Camponeses torturados na Guerrilha do Araguaia têm pedido negado
A Comissão da Anistia negou 307 pedidos de anistia feitos por camponeses perseguidos pela ditadura militar no episódio da Guerrilha do Araguaia, organizada pelo Partido Comunista do Brasil (PCdoB) como parte da resistência democrática, no estado do Pará.
Publicado 18/02/2020 16:32 | Editado 18/02/2020 18:15
O voto do relator em defesa dos crimes da ditadura chamou a atenção. Henrique Araújo, defendeu a ação criminosa dos militares que resultou na morte de pelo menos 67 guerrilheiros e 31 camponeses, segundo o jornal O Globo.
“A Guerrilha do Araguaia não foi movimento legal e nem legítimo de oposição ao regime de 1964, mas sim uma luta armada cuja repressão não configura perseguição política, mas defesa do Estado e da sociedade’, disse, cinicamente, Araújo.
Os casos foram julgados em bloco nesta terça-feira (18). Os processos rejeitados pela Comissão da Anistia, no entanto, se referiam a camponeses que viviam na região do Araguaia durante o episódio.
Segundo os processos, eles foram alvo de perseguição, maus-tratos e tortura durante o período. Muitos foram presos ilegalmente e utilizados como guias pelos militares na caça aos guerrilheiros.
Além de defender a atuação dos militares durante o episódio e negar que a repressão à Guerrilha deva ser encarada como perseguição política, Henrique Araújo alegou falta de provas para concessão da indenização do Estado.
Foco de guerrilha
Especialistas que atuam na defesa dos direitos humanos argumentam, no entanto, que a produção de provas sobre o episódio é muito difícil porque muitas das prisões foram feitas ilegalmente e porque os militares não teriam deixado registros sobre as torturas e assassinatos praticados contra camponeses.
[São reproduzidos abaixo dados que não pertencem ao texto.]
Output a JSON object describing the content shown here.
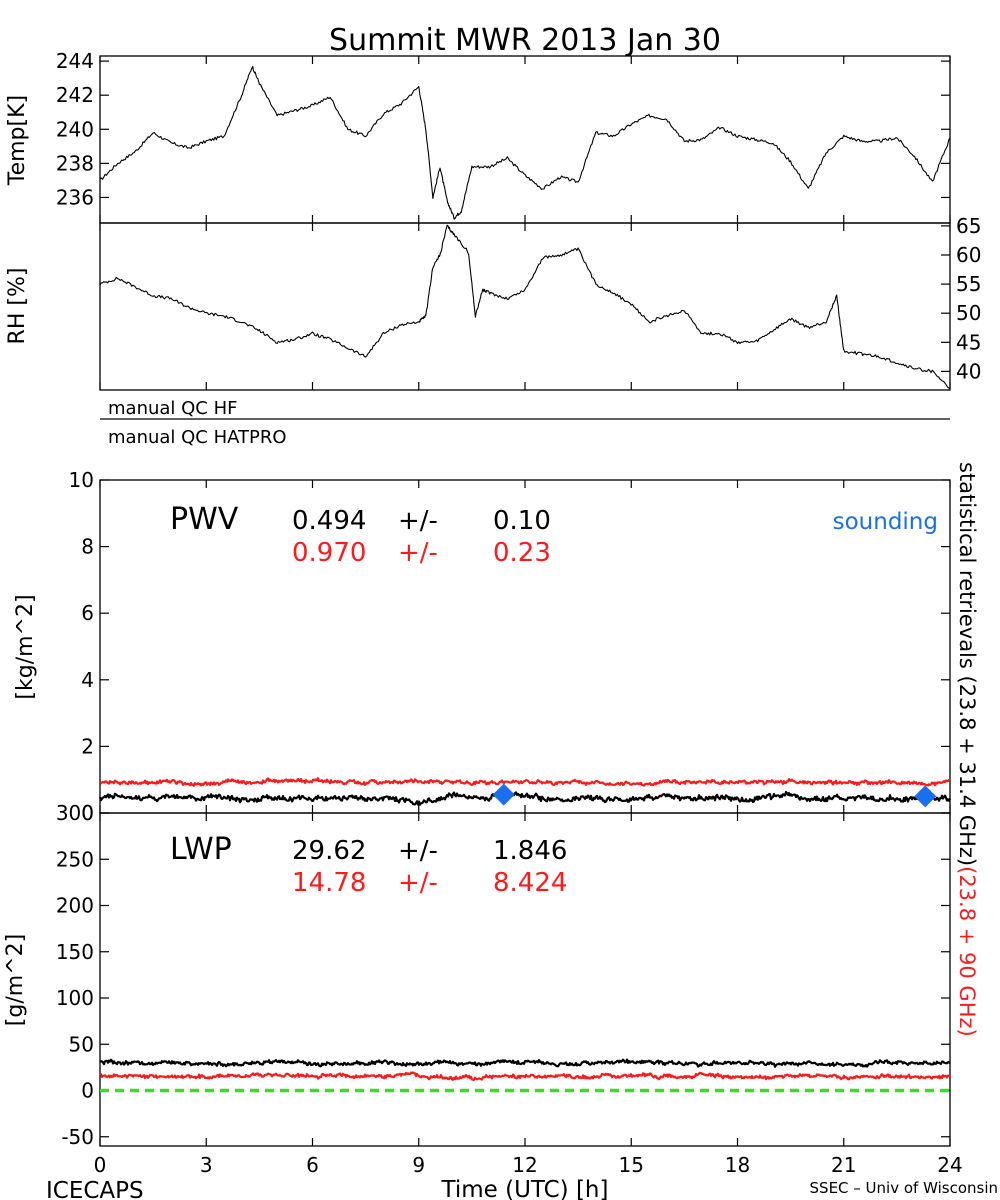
{
  "title": "Summit MWR 2013 Jan 30",
  "colors": {
    "primary": "#000000",
    "secondary": "#ff1a1a",
    "sounding": "#1a6fef",
    "zero_line": "#33dd33"
  },
  "qc_labels": [
    "manual  QC  HF",
    "manual  QC  HATPRO"
  ],
  "side_labels": {
    "part1": "statistical  retrievals  (23.8 + 31.4 GHz)",
    "part2": "(23.8 + 90 GHz)"
  },
  "footer": {
    "left": "ICECAPS",
    "right": "SSEC  –  Univ of Wisconsin"
  },
  "chart_data": [
    {
      "id": "temp",
      "type": "line",
      "ylabel": "Temp[K]",
      "xlim": [
        0,
        24
      ],
      "ylim": [
        234.5,
        244.3
      ],
      "yticks": [
        236,
        238,
        240,
        242,
        244
      ],
      "series": [
        {
          "x": [
            0,
            0.5,
            1,
            1.5,
            2,
            2.5,
            3,
            3.5,
            4,
            4.3,
            4.5,
            5,
            5.5,
            6,
            6.5,
            7,
            7.5,
            8,
            8.5,
            9,
            9.2,
            9.4,
            9.6,
            9.8,
            10,
            10.2,
            10.5,
            11,
            11.5,
            12,
            12.5,
            13,
            13.5,
            14,
            14.5,
            15,
            15.5,
            16,
            16.5,
            17,
            17.5,
            18,
            18.5,
            19,
            19.5,
            20,
            20.5,
            21,
            21.5,
            22,
            22.5,
            23,
            23.5,
            24
          ],
          "y": [
            237.0,
            238.0,
            238.7,
            239.8,
            239.2,
            238.9,
            239.3,
            239.6,
            242.0,
            243.7,
            242.7,
            240.8,
            241.1,
            241.4,
            241.9,
            240.0,
            239.6,
            240.9,
            241.5,
            242.5,
            240.0,
            236.0,
            237.8,
            235.8,
            234.8,
            235.2,
            237.8,
            237.8,
            238.3,
            237.3,
            236.5,
            237.2,
            236.9,
            239.8,
            239.6,
            240.3,
            240.8,
            240.6,
            239.3,
            239.4,
            240.1,
            239.6,
            239.4,
            239.2,
            238.1,
            236.5,
            238.6,
            239.6,
            239.3,
            239.3,
            239.5,
            238.4,
            236.9,
            239.5
          ]
        }
      ]
    },
    {
      "id": "rh",
      "type": "line",
      "ylabel": "RH [%]",
      "xlim": [
        0,
        24
      ],
      "ylim": [
        36.8,
        65.5
      ],
      "yticks": [
        40,
        45,
        50,
        55,
        60,
        65
      ],
      "series": [
        {
          "x": [
            0,
            0.5,
            1,
            1.5,
            2,
            2.5,
            3,
            3.5,
            4,
            4.5,
            5,
            5.5,
            6,
            6.5,
            7,
            7.5,
            8,
            8.5,
            9,
            9.2,
            9.4,
            9.6,
            9.8,
            10,
            10.4,
            10.6,
            10.8,
            11,
            11.5,
            12,
            12.5,
            13,
            13.5,
            14,
            14.5,
            15,
            15.5,
            16,
            16.5,
            17,
            17.5,
            18,
            18.5,
            19,
            19.5,
            20,
            20.5,
            20.8,
            21,
            21.5,
            22,
            22.5,
            23,
            23.5,
            24
          ],
          "y": [
            55.0,
            56.0,
            54.5,
            53.0,
            52.5,
            51.0,
            50.0,
            49.5,
            48.5,
            47.0,
            45.0,
            45.5,
            46.5,
            45.5,
            44.0,
            42.5,
            46.5,
            48.0,
            48.5,
            49.5,
            58.0,
            60.0,
            65.0,
            63.5,
            60.5,
            49.5,
            54.0,
            53.5,
            52.5,
            54.0,
            59.5,
            60.0,
            61.0,
            55.0,
            53.5,
            51.5,
            48.5,
            49.5,
            50.5,
            46.5,
            46.5,
            45.0,
            45.0,
            47.0,
            49.0,
            47.5,
            48.5,
            53.0,
            43.5,
            43.0,
            42.5,
            41.5,
            40.5,
            40.0,
            37.0
          ]
        }
      ]
    },
    {
      "id": "pwv",
      "type": "line",
      "title": "PWV",
      "ylabel": "[kg/m^2]",
      "xlim": [
        0,
        24
      ],
      "ylim": [
        0,
        10
      ],
      "yticks": [
        0,
        2,
        4,
        6,
        8,
        10
      ],
      "stats": [
        {
          "mean": "0.494",
          "pm": "+/-",
          "sd": "0.10",
          "color": "#000000"
        },
        {
          "mean": "0.970",
          "pm": "+/-",
          "sd": "0.23",
          "color": "#ff1a1a"
        }
      ],
      "sounding_label": "sounding",
      "sounding_points": [
        {
          "x": 11.4,
          "y": 0.55
        },
        {
          "x": 23.3,
          "y": 0.5
        }
      ],
      "series": [
        {
          "mean": 0.45,
          "noise": 0.12,
          "color": "#000000"
        },
        {
          "mean": 0.92,
          "noise": 0.08,
          "color": "#ff1a1a"
        }
      ]
    },
    {
      "id": "lwp",
      "type": "line",
      "title": "LWP",
      "ylabel": "[g/m^2]",
      "xlabel": "Time (UTC) [h]",
      "xlim": [
        0,
        24
      ],
      "xticks": [
        0,
        3,
        6,
        9,
        12,
        15,
        18,
        21,
        24
      ],
      "ylim": [
        -60,
        300
      ],
      "yticks": [
        -50,
        0,
        50,
        100,
        150,
        200,
        250,
        300
      ],
      "stats": [
        {
          "mean": "29.62",
          "pm": "+/-",
          "sd": "1.846",
          "color": "#000000"
        },
        {
          "mean": "14.78",
          "pm": "+/-",
          "sd": "8.424",
          "color": "#ff1a1a"
        }
      ],
      "zero_line": 0,
      "series": [
        {
          "mean": 29.6,
          "noise": 2.8,
          "color": "#000000"
        },
        {
          "mean": 15.0,
          "noise": 2.8,
          "color": "#ff1a1a"
        }
      ]
    }
  ]
}
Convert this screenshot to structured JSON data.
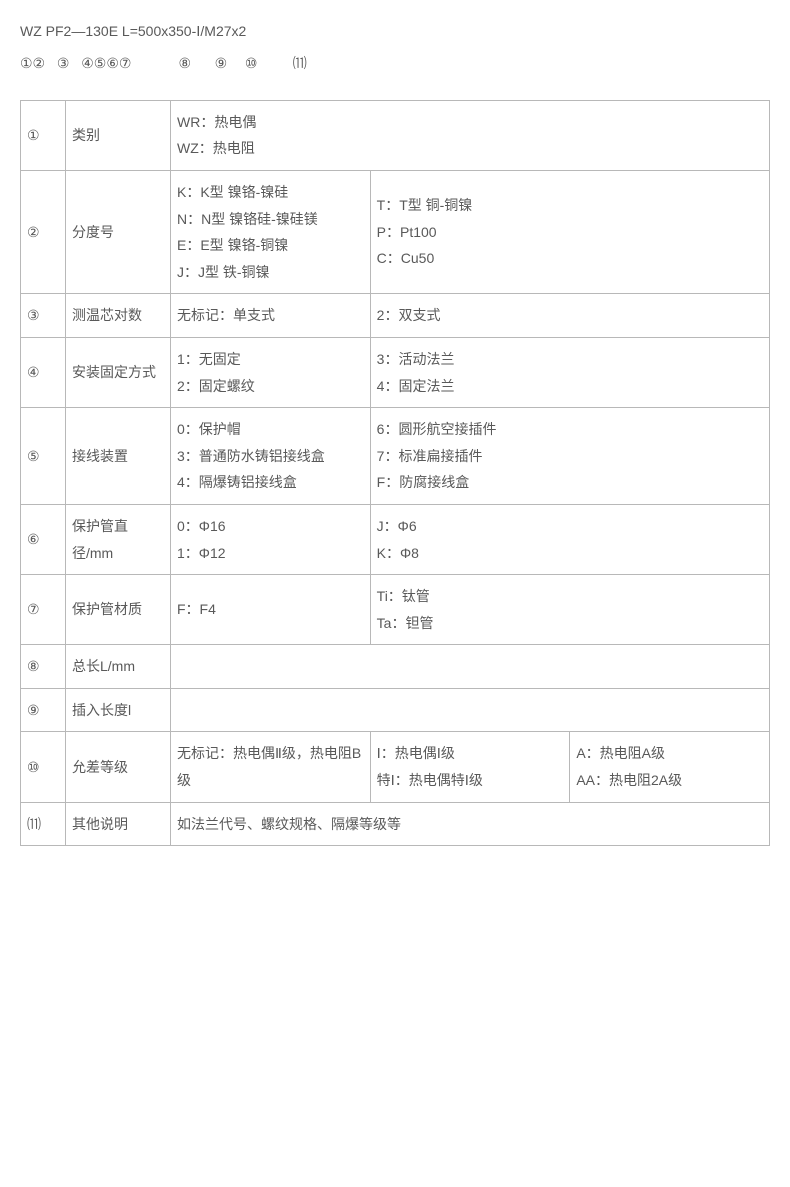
{
  "header": "WZ PF2—130E L=500x350-Ⅰ/M27x2",
  "markers": "①②  ③  ④⑤⑥⑦        ⑧    ⑨   ⑩      ⑾",
  "rows": {
    "r1": {
      "num": "①",
      "label": "类别",
      "c1a": "WR：热电偶",
      "c1b": "WZ：热电阻"
    },
    "r2": {
      "num": "②",
      "label": "分度号",
      "c1a": "K：K型 镍铬-镍硅",
      "c1b": "N：N型 镍铬硅-镍硅镁",
      "c1c": "E：E型 镍铬-铜镍",
      "c1d": "J：J型 铁-铜镍",
      "c2a": "T：T型 铜-铜镍",
      "c2b": "P：Pt100",
      "c2c": "C：Cu50"
    },
    "r3": {
      "num": "③",
      "label": "测温芯对数",
      "c1": "无标记：单支式",
      "c2": "2：双支式"
    },
    "r4": {
      "num": "④",
      "label": "安装固定方式",
      "c1a": "1：无固定",
      "c1b": "2：固定螺纹",
      "c2a": "3：活动法兰",
      "c2b": "4：固定法兰"
    },
    "r5": {
      "num": "⑤",
      "label": "接线装置",
      "c1a": "0：保护帽",
      "c1b": "3：普通防水铸铝接线盒",
      "c1c": "4：隔爆铸铝接线盒",
      "c2a": "6：圆形航空接插件",
      "c2b": "7：标准扁接插件",
      "c2c": "F：防腐接线盒"
    },
    "r6": {
      "num": "⑥",
      "label": "保护管直径/mm",
      "c1a": "0：Φ16",
      "c1b": "1：Φ12",
      "c2a": "J：Φ6",
      "c2b": "K：Φ8"
    },
    "r7": {
      "num": "⑦",
      "label": "保护管材质",
      "c1": "F：F4",
      "c2a": "Ti：钛管",
      "c2b": "Ta：钽管"
    },
    "r8": {
      "num": "⑧",
      "label": "总长L/mm",
      "c1": ""
    },
    "r9": {
      "num": "⑨",
      "label": "插入长度l",
      "c1": ""
    },
    "r10": {
      "num": "⑩",
      "label": "允差等级",
      "c1": "无标记：热电偶Ⅱ级，热电阻B级",
      "c2a": "Ⅰ：热电偶Ⅰ级",
      "c2b": "特Ⅰ：热电偶特Ⅰ级",
      "c3a": "A：热电阻A级",
      "c3b": "AA：热电阻2A级"
    },
    "r11": {
      "num": "⑾",
      "label": "其他说明",
      "c1": "如法兰代号、螺纹规格、隔爆等级等"
    }
  }
}
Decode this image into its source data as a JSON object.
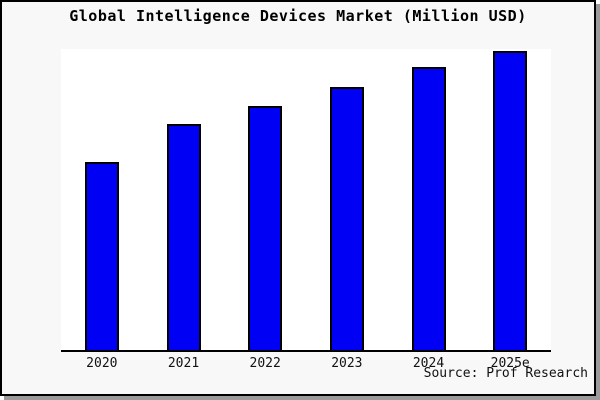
{
  "chart_data": {
    "type": "bar",
    "title": "Global Intelligence Devices Market (Million USD)",
    "categories": [
      "2020",
      "2021",
      "2022",
      "2023",
      "2024",
      "2025e"
    ],
    "values": [
      62.5,
      75.0,
      81.2,
      87.5,
      94.0,
      99.3
    ],
    "value_note": "No y-axis or data labels shown; values are relative bar heights as % of plot height",
    "xlabel": "",
    "ylabel": "",
    "ylim": [
      0,
      100
    ],
    "y_axis_visible": false,
    "grid": false,
    "legend": false,
    "bar_color": "#0000f5",
    "bar_edge_color": "#000000"
  },
  "source_note": "Source: Prof Research",
  "colors": {
    "figure_background": "#f8f8f8",
    "plot_background": "#ffffff",
    "frame_border": "#000000",
    "frame_shadow": "#9b9b9b",
    "axis_line": "#000000",
    "text": "#111111"
  }
}
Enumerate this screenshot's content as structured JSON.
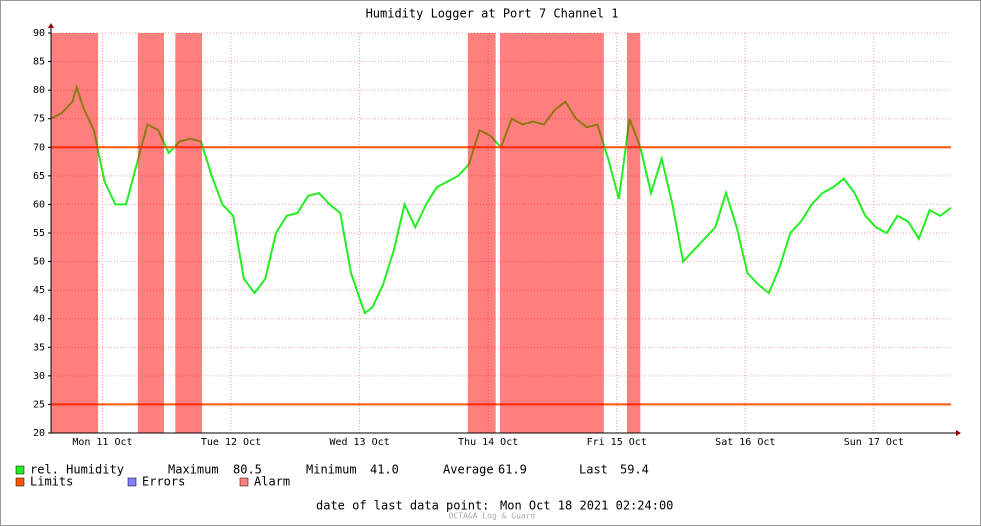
{
  "chart_data": {
    "type": "line",
    "title": "Humidity Logger at Port 7 Channel 1",
    "x": [
      0,
      2,
      4,
      4.8,
      6,
      8,
      10,
      12,
      14,
      16,
      18,
      20,
      22,
      24,
      26,
      28,
      30,
      32,
      34,
      36,
      38,
      40,
      42,
      44,
      46,
      48,
      50,
      52,
      54,
      56,
      58,
      58.6,
      60,
      62,
      64,
      66,
      68,
      70,
      72,
      74,
      76,
      78,
      80,
      82,
      84,
      86,
      88,
      90,
      92,
      94,
      96,
      98,
      100,
      102,
      104,
      106,
      108,
      110,
      112,
      114,
      116,
      118,
      120,
      122,
      124,
      126,
      128,
      130,
      132,
      134,
      136,
      138,
      140,
      142,
      144,
      146,
      148,
      150,
      152,
      154,
      156,
      158,
      160,
      162,
      164,
      166,
      168
    ],
    "series": [
      {
        "name": "rel. Humidity",
        "color": "#22ee22",
        "values": [
          75,
          76,
          78,
          80.5,
          77,
          73,
          64,
          60,
          60,
          67,
          74,
          73,
          69,
          71,
          71.5,
          71,
          65,
          60,
          58,
          47,
          44.5,
          47,
          55,
          58,
          58.5,
          61.5,
          62,
          60,
          58.5,
          48,
          42.5,
          41,
          42,
          46,
          52,
          60,
          56,
          60,
          63,
          64,
          65,
          67,
          73,
          72,
          70,
          75,
          74,
          74.5,
          74,
          76.5,
          78,
          75,
          73.5,
          74,
          68,
          61,
          75,
          70,
          62,
          68,
          60,
          50,
          52,
          54,
          56,
          62,
          56,
          48,
          46,
          44.5,
          49,
          55,
          57,
          60,
          62,
          63,
          64.5,
          62,
          58,
          56,
          55,
          58,
          57,
          54,
          59,
          58,
          59.4
        ]
      }
    ],
    "xlim": [
      0,
      168
    ],
    "xticks": [
      {
        "value": 9.6,
        "label": "Mon 11 Oct"
      },
      {
        "value": 33.6,
        "label": "Tue 12 Oct"
      },
      {
        "value": 57.6,
        "label": "Wed 13 Oct"
      },
      {
        "value": 81.6,
        "label": "Thu 14 Oct"
      },
      {
        "value": 105.6,
        "label": "Fri 15 Oct"
      },
      {
        "value": 129.6,
        "label": "Sat 16 Oct"
      },
      {
        "value": 153.6,
        "label": "Sun 17 Oct"
      }
    ],
    "ylim": [
      20,
      90
    ],
    "yticks": [
      20,
      25,
      30,
      35,
      40,
      45,
      50,
      55,
      60,
      65,
      70,
      75,
      80,
      85,
      90
    ],
    "grid": true,
    "limits": {
      "name": "Limits",
      "color": "#ff5500",
      "values": [
        70,
        25
      ]
    },
    "errors": {
      "name": "Errors",
      "color": "#7f7fff"
    },
    "alarms": {
      "name": "Alarm",
      "color": "#ff7f7f",
      "ranges": [
        [
          0,
          8.8
        ],
        [
          16.2,
          21.1
        ],
        [
          23.2,
          28.2
        ],
        [
          77.8,
          83.0
        ],
        [
          83.8,
          103.2
        ],
        [
          107.5,
          110.0
        ]
      ]
    },
    "stats": [
      {
        "name": "Maximum",
        "value": 80.5
      },
      {
        "name": "Minimum",
        "value": 41,
        "value_label": "41.0"
      },
      {
        "name": "Average",
        "value": 61.9
      },
      {
        "name": "Last",
        "value": 59.4
      }
    ],
    "footer": {
      "label": "date of last data point:",
      "timestamp": "Mon Oct 18 2021 02:24:00",
      "credit": "OCTA&A Log & Guard"
    }
  }
}
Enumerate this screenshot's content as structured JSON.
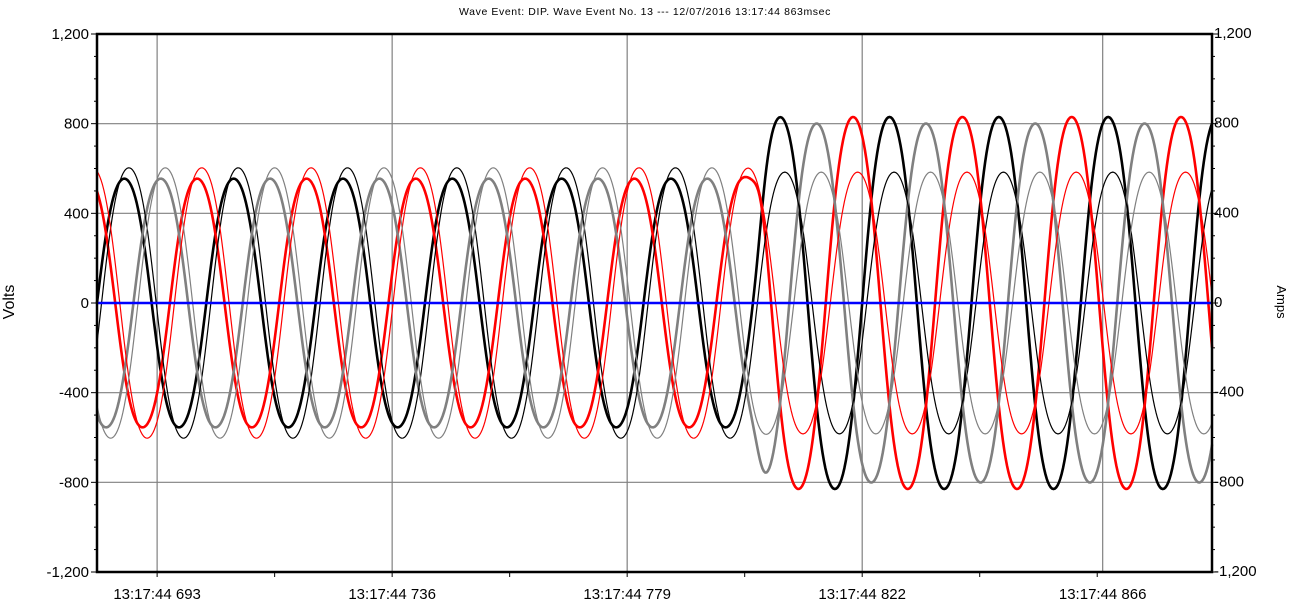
{
  "chart_data": {
    "type": "line",
    "title": "Wave Event: DIP. Wave Event No. 13 ---  12/07/2016 13:17:44 863msec",
    "ylabel": "Volts",
    "y2label": "Amps",
    "ylim": [
      -1200,
      1200
    ],
    "y2lim": [
      -1200,
      1200
    ],
    "yticks": [
      -1200,
      -800,
      -400,
      0,
      400,
      800,
      1200
    ],
    "ytick_labels": [
      "-1,200",
      "-800",
      "-400",
      "0",
      "400",
      "800",
      "1,200"
    ],
    "y2tick_labels": [
      "-1,200",
      "-800",
      "-400",
      "0",
      "400",
      "800",
      "1,200"
    ],
    "xlim_ms": [
      0,
      204
    ],
    "xtick_ms": [
      11,
      54,
      97,
      140,
      184
    ],
    "xtick_labels": [
      "13:17:44 693",
      "13:17:44 736",
      "13:17:44 779",
      "13:17:44 822",
      "13:17:44 866"
    ],
    "grid": true,
    "legend": "none",
    "dip_start_ms": 121,
    "series": [
      {
        "color": "#000000",
        "width": 2.6,
        "amp_pre": 575,
        "amp_post": 860,
        "phase_deg": 0
      },
      {
        "color": "#ff0000",
        "width": 2.6,
        "amp_pre": 575,
        "amp_post": 860,
        "phase_deg": 120
      },
      {
        "color": "#808080",
        "width": 2.6,
        "amp_pre": 575,
        "amp_post": 830,
        "phase_deg": 240
      },
      {
        "color": "#000000",
        "width": 1.2,
        "amp_pre": 625,
        "amp_post": 605,
        "phase_deg": -15
      },
      {
        "color": "#ff0000",
        "width": 1.2,
        "amp_pre": 625,
        "amp_post": 605,
        "phase_deg": 105
      },
      {
        "color": "#808080",
        "width": 1.2,
        "amp_pre": 625,
        "amp_post": 605,
        "phase_deg": 225
      },
      {
        "color": "#0000ff",
        "width": 2.4,
        "constant": 0
      }
    ]
  }
}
Durante a votação, o general Luis Eduardo Rocha Paiva, que é membro da Comissão, chegou a negar a existência da Guerrilha do Araguaia e disse que o governo acertou ao reprimir o que classificou como “foco” de guerrilha. Segundo ele, “foco de guerrilha tem que ser eliminado na raiz”.
Para a advogada de um grupo de camponeses que pleiteava indenização, Irene Gomes, a decisão da comissão cria um “caos histórico”.
“Essa decisão cria um caos histórico. Há centenas de pessoas que foram afetadas pelas ações dos militares na região e que não tiveram e não terão seus direitos reconhecidos. Os camponeses são tão simples que, muitos, não entendem o impacto disso para a história. Mas é uma situação triste”, afirmou a advogada.
Livro de Ustra
A decisão da comissão de rejeitar os pedidos de anistia dos camponeses do Araguaia acontece dez meses após a ministra da Mulher, Família e Direitos Humanos, Damares Alves, mudar a configuração da comissão, órgão que ficou sob a responsabilidade do seu ministério.
Desde que assumiu o ministério, Damares promoveu uma mudança no regimento da Comissão, aumentando de 20 para 27 o número de conselheiros.
Na nova configuração, veio o general Luiz Eduardo Rocha, um dos principais opositores aos trabalhos da CNV e que, frequentemente, leva às sessões um exemplar do livro A verdade sufocada, do coronel do Exército Carlos Alberto Brilhante Ustra, o facínora que comandou o DOI-Codi paulista.
Além dele estão dois ex-assessores do vice-presidente Hamilton Mourão e um policial militar.
Damares tem prometido um “pente fino” nos pedidos e disse que iria abrir o que classificou como “caixa preta” da Comissão de Anistia, insinuando que a existência de irregularidades no funcionamento do órgão.